Apa yang dialami Meijaard dan banyak peneliti asing lainnya tidak luput dari perhatian Kaukus Indonesia untuk Kebebasan Akademi (KIKA). Organisasi tersebut ikut mengoordinasikan advokasi kasus Meijaard dan kawan-kawan, baik litigasi maupun nonlitigasi, sebelum akhirnya sebuah koalisi masyarakat sipil — yang menamakan diri mereka Tim Advokasi Kebebasan Akademik — mengajukan gugatan ke KLHK di Pengadilan Tata Usaha Negara (PTUN).
Bertindak selaku penggugat dalam kasus itu adalah SAFEnet (Southeast Asia Freedom of Expression Network) dan YLBHI (Yayasan Lembaga Bantuan Hukum Indonesia), kata Abdil Mughis Mudhoffir, Koordinator Badan Pekerja KIKA, sambil mengungkapkan bahwa kasus itu ditolak tanpa penjelasan memadai.
KIKA menyatakan bahwa surat dari KLHK tersebut adalah bentuk kebijakan antisains yang telah melanggar kebebasan akademik, mencederai independensi sains serta bertentangan dengan azas-azas umum pemerintahan yang baik.

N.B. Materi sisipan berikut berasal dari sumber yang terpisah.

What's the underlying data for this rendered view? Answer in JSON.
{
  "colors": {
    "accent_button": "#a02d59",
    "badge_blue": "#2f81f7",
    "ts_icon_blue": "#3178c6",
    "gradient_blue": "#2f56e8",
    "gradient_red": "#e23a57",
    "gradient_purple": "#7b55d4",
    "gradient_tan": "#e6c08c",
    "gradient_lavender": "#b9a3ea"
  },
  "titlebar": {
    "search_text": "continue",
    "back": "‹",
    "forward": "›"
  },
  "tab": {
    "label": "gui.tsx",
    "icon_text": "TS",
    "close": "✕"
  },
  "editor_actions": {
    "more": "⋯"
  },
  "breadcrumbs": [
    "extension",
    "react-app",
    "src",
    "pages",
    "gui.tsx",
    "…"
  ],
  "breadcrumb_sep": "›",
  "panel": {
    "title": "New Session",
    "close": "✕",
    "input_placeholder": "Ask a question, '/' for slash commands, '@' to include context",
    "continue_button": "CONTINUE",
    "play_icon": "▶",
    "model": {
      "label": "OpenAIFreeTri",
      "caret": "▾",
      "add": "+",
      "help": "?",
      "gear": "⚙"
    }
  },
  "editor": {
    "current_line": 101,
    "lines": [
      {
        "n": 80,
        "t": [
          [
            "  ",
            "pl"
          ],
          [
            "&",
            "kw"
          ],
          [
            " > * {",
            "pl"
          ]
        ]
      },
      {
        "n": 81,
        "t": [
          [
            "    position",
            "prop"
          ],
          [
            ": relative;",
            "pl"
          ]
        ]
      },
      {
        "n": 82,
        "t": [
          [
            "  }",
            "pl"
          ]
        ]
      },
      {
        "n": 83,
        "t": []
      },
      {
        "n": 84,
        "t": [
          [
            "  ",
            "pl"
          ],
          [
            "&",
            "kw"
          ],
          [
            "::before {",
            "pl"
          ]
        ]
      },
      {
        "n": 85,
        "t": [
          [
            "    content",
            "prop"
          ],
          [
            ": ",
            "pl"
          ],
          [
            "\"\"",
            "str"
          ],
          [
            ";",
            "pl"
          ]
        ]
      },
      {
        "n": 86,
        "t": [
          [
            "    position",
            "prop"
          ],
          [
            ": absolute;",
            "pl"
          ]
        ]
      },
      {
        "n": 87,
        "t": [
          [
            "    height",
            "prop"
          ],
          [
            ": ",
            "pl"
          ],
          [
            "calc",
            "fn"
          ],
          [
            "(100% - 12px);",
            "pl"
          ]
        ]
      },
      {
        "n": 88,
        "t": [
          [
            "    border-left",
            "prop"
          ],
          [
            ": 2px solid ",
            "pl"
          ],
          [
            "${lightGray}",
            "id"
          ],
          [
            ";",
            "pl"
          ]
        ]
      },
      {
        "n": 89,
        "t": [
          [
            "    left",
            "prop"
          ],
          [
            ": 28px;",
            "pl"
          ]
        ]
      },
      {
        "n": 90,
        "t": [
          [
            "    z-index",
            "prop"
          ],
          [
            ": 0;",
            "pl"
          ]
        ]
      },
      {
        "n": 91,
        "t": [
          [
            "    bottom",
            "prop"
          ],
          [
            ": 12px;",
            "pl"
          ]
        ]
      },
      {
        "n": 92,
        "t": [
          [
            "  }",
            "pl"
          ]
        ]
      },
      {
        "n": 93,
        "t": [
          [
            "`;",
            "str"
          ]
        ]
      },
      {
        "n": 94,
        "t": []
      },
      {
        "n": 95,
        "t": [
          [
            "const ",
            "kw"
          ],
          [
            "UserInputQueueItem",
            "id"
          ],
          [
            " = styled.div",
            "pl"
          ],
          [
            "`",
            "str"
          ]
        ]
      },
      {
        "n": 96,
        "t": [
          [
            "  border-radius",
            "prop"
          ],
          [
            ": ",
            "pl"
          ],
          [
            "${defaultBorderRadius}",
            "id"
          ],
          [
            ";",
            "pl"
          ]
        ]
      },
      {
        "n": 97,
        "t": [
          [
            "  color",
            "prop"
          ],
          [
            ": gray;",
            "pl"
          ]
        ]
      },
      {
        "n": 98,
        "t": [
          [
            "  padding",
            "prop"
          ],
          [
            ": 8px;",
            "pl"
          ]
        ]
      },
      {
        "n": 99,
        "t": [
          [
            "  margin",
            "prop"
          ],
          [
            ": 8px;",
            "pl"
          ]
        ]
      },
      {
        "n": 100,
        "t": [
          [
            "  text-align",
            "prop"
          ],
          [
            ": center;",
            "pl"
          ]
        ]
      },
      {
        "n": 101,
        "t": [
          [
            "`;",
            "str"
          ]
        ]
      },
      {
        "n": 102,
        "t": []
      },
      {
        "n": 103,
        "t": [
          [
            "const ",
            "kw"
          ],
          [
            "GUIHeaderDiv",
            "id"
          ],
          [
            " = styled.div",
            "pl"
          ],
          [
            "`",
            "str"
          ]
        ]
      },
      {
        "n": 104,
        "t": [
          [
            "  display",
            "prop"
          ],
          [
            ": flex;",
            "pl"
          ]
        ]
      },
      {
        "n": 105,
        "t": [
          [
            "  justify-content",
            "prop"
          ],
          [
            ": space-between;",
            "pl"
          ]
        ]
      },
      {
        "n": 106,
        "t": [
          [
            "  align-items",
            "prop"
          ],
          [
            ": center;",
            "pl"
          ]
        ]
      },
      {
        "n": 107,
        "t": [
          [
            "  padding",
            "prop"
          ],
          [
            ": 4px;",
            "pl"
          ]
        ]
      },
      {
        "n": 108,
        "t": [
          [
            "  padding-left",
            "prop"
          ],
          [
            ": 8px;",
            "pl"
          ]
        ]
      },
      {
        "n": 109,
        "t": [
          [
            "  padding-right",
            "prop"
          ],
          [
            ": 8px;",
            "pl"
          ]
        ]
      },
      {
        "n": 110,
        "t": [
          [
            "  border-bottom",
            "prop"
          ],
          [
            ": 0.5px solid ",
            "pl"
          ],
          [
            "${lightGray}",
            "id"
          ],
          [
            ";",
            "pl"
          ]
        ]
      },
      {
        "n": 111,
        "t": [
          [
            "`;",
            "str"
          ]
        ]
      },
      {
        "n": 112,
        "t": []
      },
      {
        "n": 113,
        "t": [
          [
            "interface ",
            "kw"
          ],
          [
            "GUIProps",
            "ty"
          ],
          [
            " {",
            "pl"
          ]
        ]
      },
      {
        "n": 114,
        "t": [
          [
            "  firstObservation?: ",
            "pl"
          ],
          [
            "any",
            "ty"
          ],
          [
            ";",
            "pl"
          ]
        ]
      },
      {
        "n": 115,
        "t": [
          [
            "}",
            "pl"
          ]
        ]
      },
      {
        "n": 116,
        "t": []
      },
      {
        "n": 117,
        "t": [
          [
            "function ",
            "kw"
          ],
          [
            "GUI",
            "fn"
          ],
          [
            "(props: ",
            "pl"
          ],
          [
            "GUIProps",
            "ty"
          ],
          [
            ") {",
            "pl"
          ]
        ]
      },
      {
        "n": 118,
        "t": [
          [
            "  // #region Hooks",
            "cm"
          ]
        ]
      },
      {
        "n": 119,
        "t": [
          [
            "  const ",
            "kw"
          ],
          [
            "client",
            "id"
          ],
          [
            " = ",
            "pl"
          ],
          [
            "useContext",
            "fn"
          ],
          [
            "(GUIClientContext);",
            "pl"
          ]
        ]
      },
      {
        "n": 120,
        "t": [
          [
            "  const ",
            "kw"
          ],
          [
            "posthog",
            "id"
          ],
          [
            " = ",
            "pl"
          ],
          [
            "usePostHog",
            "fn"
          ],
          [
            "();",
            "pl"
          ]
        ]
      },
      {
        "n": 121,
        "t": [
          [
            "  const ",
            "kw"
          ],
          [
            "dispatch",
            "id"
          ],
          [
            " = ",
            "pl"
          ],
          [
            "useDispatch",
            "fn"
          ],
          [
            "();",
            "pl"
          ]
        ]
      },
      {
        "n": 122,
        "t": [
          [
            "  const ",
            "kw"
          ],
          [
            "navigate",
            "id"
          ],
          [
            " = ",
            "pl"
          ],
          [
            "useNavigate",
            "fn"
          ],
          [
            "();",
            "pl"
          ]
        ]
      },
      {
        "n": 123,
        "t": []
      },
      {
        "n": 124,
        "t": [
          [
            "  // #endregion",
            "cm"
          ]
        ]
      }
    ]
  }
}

“(Seharusnya) biarkan data yang berbicara, jangan kepentingan politik dan pencitraan yang menjadi driver bagaimana data penelitian itu dikemukakan ke publik. Kalau data mengatakan populasi orangutan menurun, seharusnya itu yang dikemukakan ke publik. Dengan begitu kita bisa mengambil langkah antisipatif yang lebih tepat,” kata Abdil.